The study analyzes changes to municipal election laws in Spain, which a decade ago began requiring political parties to have women fill at least 40 percent of the slots on their electoral lists. With other factors being equal, the research found, parties that increased their share of female candidates by 10 percentage points more than their opponents enjoyed a 4.2 percentage-point gain at the ballot box, or an outright switch of about 20 votes per 1,000 cast.
“When you force a party to field more women, they gain votes,” says Albert Saiz, the Daniel Rose Professor of Urban Economics and Real Estate in MIT’s Department of Urban Studies and Planning, and director of MIT’s Center for Real Estate, who is co-author of a forthcoming paper detailing the study.
Saiz believes the study strikes a blow against some common justifications for the dearth of female candidates in many democracies — namely, that voters simply prefer voting for men, or that not enough high-quality female candidates are available to political parties. It is likely that voters will support women, he thinks, and that plenty of good female candidates exist — but women do not appear on ballots as frequently as men because of machinations within party organizations.
“We [believe] that it’s not really about voters,” Saiz says. “It’s about internal dynamics of the parties. There’s some elbowing out going on that leaves women behind.”
The forthcoming paper — “Women and Power: Unpopular, Unwilling, or Held Back?” — will appear in the Journal of Political Economy. It is co-authored by Saiz and Pablo Casas-Arce, an assistant professor of economics at Arizona State University.

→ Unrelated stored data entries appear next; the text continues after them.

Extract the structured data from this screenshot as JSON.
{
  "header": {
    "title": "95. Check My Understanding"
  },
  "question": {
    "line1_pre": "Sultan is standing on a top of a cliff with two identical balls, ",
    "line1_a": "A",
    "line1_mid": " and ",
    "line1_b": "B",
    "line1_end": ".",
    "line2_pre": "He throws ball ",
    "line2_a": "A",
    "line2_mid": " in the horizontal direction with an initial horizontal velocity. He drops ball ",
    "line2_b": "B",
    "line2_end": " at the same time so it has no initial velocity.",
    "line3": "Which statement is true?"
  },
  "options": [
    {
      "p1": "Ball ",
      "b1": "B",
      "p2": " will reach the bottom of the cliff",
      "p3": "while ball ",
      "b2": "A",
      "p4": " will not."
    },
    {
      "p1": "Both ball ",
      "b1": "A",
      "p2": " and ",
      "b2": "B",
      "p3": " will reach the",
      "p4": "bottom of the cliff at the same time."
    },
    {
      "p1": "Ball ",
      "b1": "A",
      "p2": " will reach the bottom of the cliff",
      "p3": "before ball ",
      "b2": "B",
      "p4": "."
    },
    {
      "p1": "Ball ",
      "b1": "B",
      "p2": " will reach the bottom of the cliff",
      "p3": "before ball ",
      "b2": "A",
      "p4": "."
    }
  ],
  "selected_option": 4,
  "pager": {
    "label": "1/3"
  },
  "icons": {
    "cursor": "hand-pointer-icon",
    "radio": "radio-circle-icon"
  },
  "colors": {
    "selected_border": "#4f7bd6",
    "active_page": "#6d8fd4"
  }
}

The study makes adroit use of a “natural experiment,” a real-world circumstance that social scientists can use to examine the causal impact of, say, a policy change within otherwise similar civic conditions. In this case, Spain’s Social Democratic Party enacted an equality law after gaining power in the country’s 2004 parliamentary election. That law, requiring the 40 percent minimum quota of female candidates in local elections, was put into effect for Spain’s 2007 elections.
The law’s rapid enactment challenges the claim that there is a scarcity of qualified female candidates, among other things; if there were such a shortage, it would have been manifest in the elections three years later. As a result of the legislation, the number of female candidates increased by 8.5 percentage points, or 32 percent, compared to 2004.
Spain’s law only applied to municipalities of more than 5,000 people; in some places, parties were already above the 40 percent threshold. So as a further refinement of the analysis, the researchers used towns unaffected by the quota as a control for the study. Saiz and Casas-Arce found that, given these controls, parties still produced the 4.2 percentage-point shift.
“If a party were optimizing, they couldn’t do better if they fielded more females,” Saiz says. “What we find is the opposite.”
No major aversion
While the findings are particular to Spain, the study itself was extensive: All told, the researchers examined elections in 4,852 municipalities. Among their additional findings: Voter turnout did not diminish in response to a greater number of female candidates.
“These results are not consistent with the existence of major voter aversion to female candidates,” the authors write in the paper.
Saiz says he would welcome further research on the subject, including studies of mechanisms that might make it easier for women to become candidates, such as the greater use of party primaries at all levels of politics.
At a minimum, he notes, the study gives parties with a prior lack of female candidates an obvious incentive to remedy that.
“The effect is non-negligible, and it’s positive,” Saiz says.